Endeavor to Develop Education is also known as EDE which is the Creole word for "Help" because that is what we are trying to do.  The founders of EDE each spent years in Haiti living among the people and coming to understand their problems and concerns.  As we saw the abject poverty in which many of the people lived, we were surprised to see their joy in small things.  In addition, we saw large families living in small shacks made of sticks, mud, cardboard and corrugated metal who were striving to make enough money to feed their family and send their kids to school.  There are so many children who are forced to stop attending school because their parents cannot afford food and school fees.  In addition many students start the school year, but then are unable to keep paying the monthly fees forcing them to stop attending classes halfway through a school year which they will then have to repeat the next time they are able to go to school.

Because of an unemployment rate of more than 65%, most fathers leave the home early in the morning to go out and look for ways to make enough money to buy food and basic necessities for their family.  Struggling to even provide food makes it almost impossible for these fathers to provide an education for their children.

We are dedicated to helping as many children as we can to obtain an education. We currently provide funding to students to cover tuition, books, and uniforms, but we are working to build schools in Haiti. If you have any ideas or would like to join us in our mission, then please.

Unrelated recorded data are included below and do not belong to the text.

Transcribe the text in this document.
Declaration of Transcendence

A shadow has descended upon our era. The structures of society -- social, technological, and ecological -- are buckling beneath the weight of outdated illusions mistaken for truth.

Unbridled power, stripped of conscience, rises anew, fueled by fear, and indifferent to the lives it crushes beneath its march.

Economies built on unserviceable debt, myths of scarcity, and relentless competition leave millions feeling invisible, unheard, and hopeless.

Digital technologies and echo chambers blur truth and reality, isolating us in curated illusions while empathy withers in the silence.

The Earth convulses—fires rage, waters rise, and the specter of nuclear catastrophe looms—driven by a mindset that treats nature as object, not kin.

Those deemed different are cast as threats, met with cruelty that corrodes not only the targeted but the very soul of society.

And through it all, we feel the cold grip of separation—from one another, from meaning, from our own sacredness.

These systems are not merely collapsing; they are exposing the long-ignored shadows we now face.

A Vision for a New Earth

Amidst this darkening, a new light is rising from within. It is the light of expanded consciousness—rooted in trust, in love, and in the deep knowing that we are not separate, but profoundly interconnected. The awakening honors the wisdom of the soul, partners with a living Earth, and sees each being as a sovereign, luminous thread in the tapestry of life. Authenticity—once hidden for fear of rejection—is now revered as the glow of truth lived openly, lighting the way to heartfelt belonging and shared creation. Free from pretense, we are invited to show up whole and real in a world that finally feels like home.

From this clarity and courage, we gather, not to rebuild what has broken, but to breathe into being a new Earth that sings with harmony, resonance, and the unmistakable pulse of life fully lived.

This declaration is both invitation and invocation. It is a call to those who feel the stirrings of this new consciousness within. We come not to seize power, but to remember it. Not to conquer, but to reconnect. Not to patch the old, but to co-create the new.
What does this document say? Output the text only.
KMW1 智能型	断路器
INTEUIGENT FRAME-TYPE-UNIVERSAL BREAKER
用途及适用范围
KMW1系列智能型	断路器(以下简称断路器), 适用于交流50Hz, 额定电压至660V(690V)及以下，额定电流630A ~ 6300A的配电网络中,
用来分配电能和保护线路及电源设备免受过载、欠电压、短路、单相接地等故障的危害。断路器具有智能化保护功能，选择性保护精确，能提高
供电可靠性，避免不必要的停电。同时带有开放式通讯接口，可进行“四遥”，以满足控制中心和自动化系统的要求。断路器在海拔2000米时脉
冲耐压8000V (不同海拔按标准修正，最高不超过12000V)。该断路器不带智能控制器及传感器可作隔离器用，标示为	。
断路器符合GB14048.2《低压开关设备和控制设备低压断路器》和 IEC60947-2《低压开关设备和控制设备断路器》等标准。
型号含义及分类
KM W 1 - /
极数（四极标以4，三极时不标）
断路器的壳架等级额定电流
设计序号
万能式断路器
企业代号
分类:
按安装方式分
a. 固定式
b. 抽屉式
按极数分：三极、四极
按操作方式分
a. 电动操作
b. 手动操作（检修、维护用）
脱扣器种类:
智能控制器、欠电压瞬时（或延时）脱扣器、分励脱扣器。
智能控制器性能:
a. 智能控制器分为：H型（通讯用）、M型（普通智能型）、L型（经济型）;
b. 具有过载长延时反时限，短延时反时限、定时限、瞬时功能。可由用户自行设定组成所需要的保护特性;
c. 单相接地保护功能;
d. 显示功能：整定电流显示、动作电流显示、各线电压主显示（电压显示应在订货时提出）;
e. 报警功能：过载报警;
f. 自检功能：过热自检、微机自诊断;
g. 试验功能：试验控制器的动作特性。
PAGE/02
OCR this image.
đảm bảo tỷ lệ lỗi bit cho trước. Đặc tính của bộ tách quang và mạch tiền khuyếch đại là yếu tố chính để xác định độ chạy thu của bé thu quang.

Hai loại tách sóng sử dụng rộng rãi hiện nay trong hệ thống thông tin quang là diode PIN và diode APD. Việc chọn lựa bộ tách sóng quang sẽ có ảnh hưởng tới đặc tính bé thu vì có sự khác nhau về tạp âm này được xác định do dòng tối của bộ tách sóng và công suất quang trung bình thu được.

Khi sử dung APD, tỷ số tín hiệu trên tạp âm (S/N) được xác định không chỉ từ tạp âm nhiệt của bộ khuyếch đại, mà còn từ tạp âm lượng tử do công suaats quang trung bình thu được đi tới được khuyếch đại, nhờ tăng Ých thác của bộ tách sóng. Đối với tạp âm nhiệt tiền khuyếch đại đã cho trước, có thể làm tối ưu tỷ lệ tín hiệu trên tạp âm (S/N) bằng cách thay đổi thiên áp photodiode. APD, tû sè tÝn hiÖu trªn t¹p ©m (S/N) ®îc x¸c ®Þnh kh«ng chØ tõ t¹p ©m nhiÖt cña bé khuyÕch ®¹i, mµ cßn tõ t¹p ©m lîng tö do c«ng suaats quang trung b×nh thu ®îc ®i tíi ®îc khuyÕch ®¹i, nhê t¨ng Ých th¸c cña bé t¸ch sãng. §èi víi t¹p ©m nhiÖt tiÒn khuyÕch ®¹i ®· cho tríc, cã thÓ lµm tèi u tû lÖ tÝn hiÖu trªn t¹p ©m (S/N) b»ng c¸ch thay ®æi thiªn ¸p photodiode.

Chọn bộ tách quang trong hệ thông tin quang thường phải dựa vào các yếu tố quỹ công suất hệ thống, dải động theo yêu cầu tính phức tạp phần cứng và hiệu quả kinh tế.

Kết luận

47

Piti piti zwazo fe nich. (Haitian Proverb) Little by little the bird builds its nest. . . And little by little we are building the youth of Haiti so they can work to improve their own country.

WHY WE ARE DOING THIS

Only a little over half of primary school-age children are enrolled in school. Less than 2 per cent of children finish secondary school.

-UNICEF Report

At the same time, Haiti has a unique education system where, in sharp contrast to most countries in the world, the overwhelming majority of schooled children are enrolled in private schools. This paradoxical situation reflects the historical fact that, in the absence of a functioning system of public schools, religious communities and private operators have filled the void and gradually become the main providers of educational services in the country. This trend has accelerated in recent years. This situation raises the question of the fairness of a system in which, in most cases, the quality of the education children receive is directly related to where they live and to the level of tuition their families can afford to pay. Is private education playing an appropriate and desirable role in Haiti? Should the government expand public education to reduce existing imbalances? How can the government best use its limited financial resources to ensure that the poor have access to education? Is continued reliance on private schools a viable strategy, considering the weak institutional and financial capability of the Ministry of Education to monitor the quality of schooling and to offer incentives for improvement?